Assim, fixo a pena definitiva consolidada do réu CHARLES DA SILVA ALBUQUERQUE em 05(cinco) anos e 03 (três) meses de reclusão e 22(vinte e dois) dias-multa na razão unitária de 1/30 do valor de um salário-mínimo vigente à época dos fatos, corrigida monetariamente, observado o disposto no art. 60 do CP, devendo ser paga no prazo de 10 dias, após o trânsito em julgado, nos termos do art. 50 do CP.
Considero esta pena aplicada como necessária e suficiente para a prevenção e reprovação do delito.
Deixo de aplicar a substituição da pena privativa de liberdade por restritiva de direitos nos termos do art. 44 por não estar presente os requisitos descritos nos incisos do dispositivo.
De igual modo, também deixo de aplicar o disposto no art. 77 do CP, por não estarem presentes seus requisitos.
DA APLICAÇÃO DO § 2º, DO ART. 387 DO CPP: Verifica-se que o sentenciado permanece preso preventivamente desde 17.09.2024, perfazendo 07 (sete) meses e 23(vinte e três) dias de pena cumprida.
Aplicando-se o instituto da detração, conclui-se que resta cumprir 04 (quatro) anos e 08 (oito) meses de reclusão.
Com base no art. 33, parágrafo 2º, “b”, o regime inicial de cumprimento da pena é o fechado, devido à reincidência.
Estabeleço a Penitenciária Irmão Guido, para início do cumprimento da pena aplicada.
A existência do dano material ficou comprovado, uma vez que os acusados conseguiram vender 16 galões de óleo, equivalente ao valor de R$ 9.120,00 (nove mil cento e vinte reais).
Assim, fixo a indenização, para o acusado, no valor de 5.000,00(cinco mil reais), em face da existência de prova do valor dos danos materiais.
Nego ao réu o direito de recorrer em liberdade, uma vez que não verifico alteração na situação fático-jurídica que conduza à revogação da prisão preventiva, pois seus fundamentos permanecem em vigor.
A cautelaridade para resguardar a ordem pública deve ser mantida em razão do histórico criminal do sentenciado, diante da propensão à reiteração criminosa, fundamento, reconhecidamente idôneo pelos Tribunais Superiores para justificar a prisão preventiva.
No caso em questão, o sentenciado possui sentenças penais com trânsito em julgado, relacionado aos seguintes processos: 0003287-63.2020.8.18.0140 (furto e associação criminosa), 0002982-50.2018.8.18.0140 (estelionato), 0002639-54.2018.8.18.0140 (receptação), 0005014-57.2020.8.18.0140 (falsificação de documento público), 0801578-23.2021.8.18.0140(furto e falsidade ideológica), 0004659-52.2017.8.18.0140 (estelionato) e 0002422-40.2020.8.18.0140 (furto).
EXPEÇA-SE GUIA DE RECOLHIMENTO PROVISÓRIA, EM CASO DE INTERPOSIÇÃO DE RECURSO.
Condeno o réu ao pagamento das custas do processo, suspendendo, porém, em razão da sua hipossuficiência, ressalvada, entretanto, a possibilidade de, no prazo de 05 anos, a contar do trânsito em julgado desta sentença, vir a alterar sua situação financeira (art. 98, §3º, CPC).

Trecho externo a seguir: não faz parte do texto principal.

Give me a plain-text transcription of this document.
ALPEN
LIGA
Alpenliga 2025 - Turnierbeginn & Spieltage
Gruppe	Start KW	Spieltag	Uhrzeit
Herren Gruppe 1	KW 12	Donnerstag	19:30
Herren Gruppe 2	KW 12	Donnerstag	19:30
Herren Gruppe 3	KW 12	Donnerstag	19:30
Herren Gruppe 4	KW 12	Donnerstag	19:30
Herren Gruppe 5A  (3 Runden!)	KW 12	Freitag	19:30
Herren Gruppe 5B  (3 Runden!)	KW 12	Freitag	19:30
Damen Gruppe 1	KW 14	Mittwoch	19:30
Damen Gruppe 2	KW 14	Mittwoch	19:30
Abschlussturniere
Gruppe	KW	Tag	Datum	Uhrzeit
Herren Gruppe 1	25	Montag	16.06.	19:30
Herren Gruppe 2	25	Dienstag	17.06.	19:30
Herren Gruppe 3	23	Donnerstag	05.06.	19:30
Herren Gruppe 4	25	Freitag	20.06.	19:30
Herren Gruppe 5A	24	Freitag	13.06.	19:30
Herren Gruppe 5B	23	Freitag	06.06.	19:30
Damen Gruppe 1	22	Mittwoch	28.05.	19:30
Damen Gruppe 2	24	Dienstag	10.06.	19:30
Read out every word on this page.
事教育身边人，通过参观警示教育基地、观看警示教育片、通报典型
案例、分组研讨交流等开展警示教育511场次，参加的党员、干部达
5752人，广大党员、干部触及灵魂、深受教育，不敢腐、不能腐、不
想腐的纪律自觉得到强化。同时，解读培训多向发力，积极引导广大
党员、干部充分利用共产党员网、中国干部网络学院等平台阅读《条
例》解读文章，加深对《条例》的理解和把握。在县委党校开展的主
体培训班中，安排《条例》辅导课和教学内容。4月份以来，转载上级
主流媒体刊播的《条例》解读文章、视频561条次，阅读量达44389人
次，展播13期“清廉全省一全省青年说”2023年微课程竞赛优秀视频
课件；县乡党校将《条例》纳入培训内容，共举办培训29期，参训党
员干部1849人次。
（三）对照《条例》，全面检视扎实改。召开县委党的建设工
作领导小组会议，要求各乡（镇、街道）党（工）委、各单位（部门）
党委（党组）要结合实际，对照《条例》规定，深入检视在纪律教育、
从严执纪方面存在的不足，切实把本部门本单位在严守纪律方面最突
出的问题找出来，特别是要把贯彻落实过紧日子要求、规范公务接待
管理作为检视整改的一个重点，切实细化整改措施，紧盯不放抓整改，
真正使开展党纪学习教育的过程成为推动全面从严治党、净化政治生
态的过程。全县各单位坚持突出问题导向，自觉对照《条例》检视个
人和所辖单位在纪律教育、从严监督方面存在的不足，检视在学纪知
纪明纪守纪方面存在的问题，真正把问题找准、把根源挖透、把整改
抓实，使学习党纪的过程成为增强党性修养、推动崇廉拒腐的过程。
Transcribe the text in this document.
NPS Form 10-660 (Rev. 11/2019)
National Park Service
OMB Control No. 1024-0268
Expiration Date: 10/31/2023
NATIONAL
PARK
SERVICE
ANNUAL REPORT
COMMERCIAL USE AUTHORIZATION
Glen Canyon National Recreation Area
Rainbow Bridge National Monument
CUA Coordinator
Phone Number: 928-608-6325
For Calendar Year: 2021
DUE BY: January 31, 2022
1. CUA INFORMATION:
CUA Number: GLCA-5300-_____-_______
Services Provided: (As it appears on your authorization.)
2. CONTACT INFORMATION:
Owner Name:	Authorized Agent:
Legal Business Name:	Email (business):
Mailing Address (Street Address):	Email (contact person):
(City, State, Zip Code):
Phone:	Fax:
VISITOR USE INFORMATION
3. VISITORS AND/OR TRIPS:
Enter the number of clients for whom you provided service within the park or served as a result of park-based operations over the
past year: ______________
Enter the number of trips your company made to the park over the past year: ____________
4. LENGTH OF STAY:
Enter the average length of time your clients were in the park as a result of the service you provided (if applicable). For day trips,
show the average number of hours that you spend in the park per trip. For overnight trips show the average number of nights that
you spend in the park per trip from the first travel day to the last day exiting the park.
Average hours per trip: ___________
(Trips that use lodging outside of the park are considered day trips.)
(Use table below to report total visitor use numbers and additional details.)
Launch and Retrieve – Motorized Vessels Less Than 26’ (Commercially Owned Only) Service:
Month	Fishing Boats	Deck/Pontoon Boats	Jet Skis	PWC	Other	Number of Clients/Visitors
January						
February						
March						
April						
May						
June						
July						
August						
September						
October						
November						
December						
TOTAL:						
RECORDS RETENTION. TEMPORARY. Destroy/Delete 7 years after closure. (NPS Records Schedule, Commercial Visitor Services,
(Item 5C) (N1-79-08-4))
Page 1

INDIVIDUALIZAÇÃO DA PENA DE TAYNARA PEREIRA CAVALCANTE, QUANTO AO CRIME DE ESTELIONATO: 1ª FASE: a)Culpabilidade: normal à espécie, nada havendo a valorar, não tendo se configurado exacerbação da intensidade do dolo ou outro elemento que possa justificar uma maior censura ou repreensão; b)Antecedentes: nada a valorar, a denunciada possui condenação transitada em julgado, todavia, deixo para considerar na segunda fase da dosimetria; c)Conduta Social: não há elementos nos autos nos quais possa ser aferida a conduta social do réu; d)Personalidade: não há elementos que possam informar a respeito da personalidade do agente, não podendo esta omissão ser levada em conta em seu desfavor; e)Motivos do Crime: estão relacionados ao lucro fácil, consistente no intuito de obter a vantagem indevida da vítima, sendo decorrente do tipo; f)Circunstâncias do Crime: encontram-se relatadas nos autos, não havendo elementos que possam auxiliar na sua valoração; g)Consequências: nada há a valorar.
Não há provas da existência de sequelas e traumas de ordem psíquica dele decorrente; h)Comportamento da vítima: em nada contribuiu para a prática do delito.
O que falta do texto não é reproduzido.